Next Article in Journal
Mortality Trends Related to Bladder Cancer in Spain, 1999–2018
Next Article in Special Issue
Hypersensitivity Myocarditis after COVID-19 mRNA Vaccination
Previous Article in Journal
The Role of Thyroid Disorders, Obesity, Diabetes Mellitus and Estrogen Exposure as Potential Modifiers for Pulmonary Hypertension
Previous Article in Special Issue
“Heart in DRESS”: Cardiac Manifestations, Treatment and Outcome of Patients with Drug Reaction with Eosinophilia and Systemic Symptoms Syndrome: A Systematic Review
 
 
Font Type:
Arial Georgia Verdana
Font Size:
Aa Aa Aa
Line Spacing:
Column Width:
Background:
Editorial

New Insights in Human Myocarditis

Department of Clinical, Internal, Anesthesiologist and Cardiovascular Sciences, La Sapienza University, Viale del Policlinico 155, 00161 Rome, Italy
J. Clin. Med. 2022, 11(4), 924; https://doi.org/10.3390/jcm11040924
Submission received: 2 February 2022 / Accepted: 7 February 2022 / Published: 10 February 2022
(This article belongs to the Special Issue Myocarditis in Clinical Practice)

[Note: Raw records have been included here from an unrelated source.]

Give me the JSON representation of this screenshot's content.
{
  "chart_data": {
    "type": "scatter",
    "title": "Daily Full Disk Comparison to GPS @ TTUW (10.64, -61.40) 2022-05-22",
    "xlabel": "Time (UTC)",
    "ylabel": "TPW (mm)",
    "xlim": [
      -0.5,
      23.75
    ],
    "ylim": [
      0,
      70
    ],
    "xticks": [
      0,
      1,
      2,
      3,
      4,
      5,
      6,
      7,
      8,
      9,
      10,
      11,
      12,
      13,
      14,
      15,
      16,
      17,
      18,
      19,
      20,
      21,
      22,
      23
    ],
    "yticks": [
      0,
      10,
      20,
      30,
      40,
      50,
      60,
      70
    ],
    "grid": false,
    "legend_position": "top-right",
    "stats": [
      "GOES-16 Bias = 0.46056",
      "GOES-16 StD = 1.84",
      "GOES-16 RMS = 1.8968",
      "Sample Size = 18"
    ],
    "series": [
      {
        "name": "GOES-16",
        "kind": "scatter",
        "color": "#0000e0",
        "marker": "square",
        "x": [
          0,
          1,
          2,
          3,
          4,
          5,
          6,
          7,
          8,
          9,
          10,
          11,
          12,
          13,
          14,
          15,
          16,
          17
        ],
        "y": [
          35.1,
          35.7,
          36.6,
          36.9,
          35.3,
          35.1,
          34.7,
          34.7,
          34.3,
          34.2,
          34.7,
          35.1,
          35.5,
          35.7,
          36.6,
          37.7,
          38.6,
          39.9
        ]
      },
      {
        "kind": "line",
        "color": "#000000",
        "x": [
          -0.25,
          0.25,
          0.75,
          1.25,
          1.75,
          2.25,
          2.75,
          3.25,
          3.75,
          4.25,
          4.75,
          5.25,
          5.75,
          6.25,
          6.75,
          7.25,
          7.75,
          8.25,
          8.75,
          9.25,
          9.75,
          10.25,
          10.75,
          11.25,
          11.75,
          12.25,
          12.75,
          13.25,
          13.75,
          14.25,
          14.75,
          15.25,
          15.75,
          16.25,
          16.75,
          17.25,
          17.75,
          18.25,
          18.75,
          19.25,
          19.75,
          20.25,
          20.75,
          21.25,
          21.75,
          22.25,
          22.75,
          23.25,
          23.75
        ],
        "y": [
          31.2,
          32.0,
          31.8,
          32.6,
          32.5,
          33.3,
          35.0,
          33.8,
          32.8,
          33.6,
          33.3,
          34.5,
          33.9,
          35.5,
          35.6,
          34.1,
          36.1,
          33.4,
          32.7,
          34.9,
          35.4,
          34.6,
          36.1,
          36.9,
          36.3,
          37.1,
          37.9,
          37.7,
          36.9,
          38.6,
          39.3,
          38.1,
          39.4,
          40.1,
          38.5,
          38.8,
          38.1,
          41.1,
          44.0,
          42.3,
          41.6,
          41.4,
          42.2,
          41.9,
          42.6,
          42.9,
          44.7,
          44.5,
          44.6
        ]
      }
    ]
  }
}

Myocarditis is an inflammatory heart muscle disease, the incidence of which is likely underestimated, ranging from 10.2 to 105.6 per 100,000 individuals worldwide [1]. Although many tools may contribute to its recognition, such as ECG, echocardiogram, cardiac magnetic resonance (CRM) and elevated biomarkers such as Troponin I, the diagnostic gold standard remains endomyocardial biopsy (EMB) [2,3]. Indeed, in addition to histologic findings (the immuno-histochemical detection of ≥14 leukocytes/2 mm with damage to adjacent myocytes), the Dallas criteria [4] recognises specific inflammatory lesions such as eosinophilic, granulomatous and giant cell infiltrates that provide direct information regarding the underlying cause and the appropriate treatment to use. When infectious myocarditis is suspected, the application of polymerase chain reaction to frozen endomyocardial samples allows for the identification of the causative inflammatory agent and how to manage it. In this regard, viral genomes are the most commonly involved agents, and nowadays, a specific strategy for their treatment is available [5].

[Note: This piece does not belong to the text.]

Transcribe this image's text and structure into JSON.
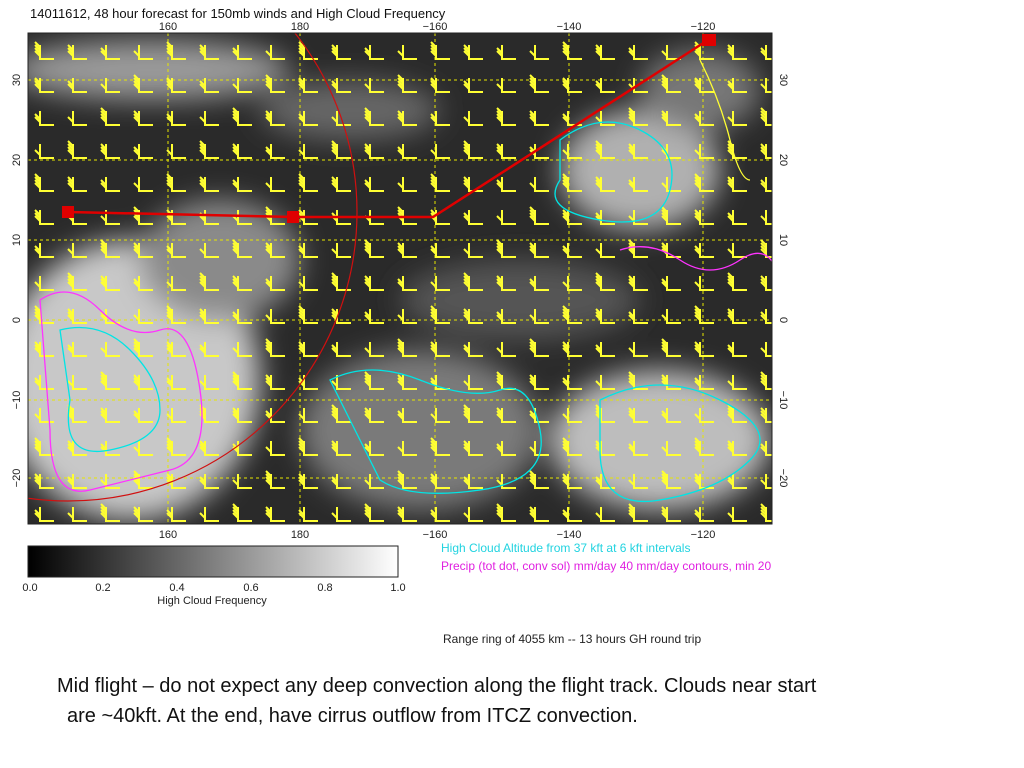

A clear advancement in the treatment of myocarditis has been reached with the confirmation of the effectiveness of immunosuppressive therapy in virus-negative inflammatory cardiomyopathy. The TIMIC trial [6] suggested that 88% of these patients respond to a combination of prednisone and azathioprine administered for six months vs. supportive therapy alone, with positive cardiac remodelling and remarkable (>10%) improvement in the LVEF. The pathway of the remaining 12% of nonresponders remains to be explored; metagenomics is actually applied to recognise potentially new infectious agents.
Recently, new, unconventional forms of myocarditis have been recognised, which help the interpretation and treatment of unclear clinical manifestations. Blunt thoracic trauma may be followed by cardiac dilatation and dysfunction which, using endomyocardial biopsy, has been attributed to myocarditis following the release of immunogenic myosin, which responds to the moderate and limited administration of steroids [7].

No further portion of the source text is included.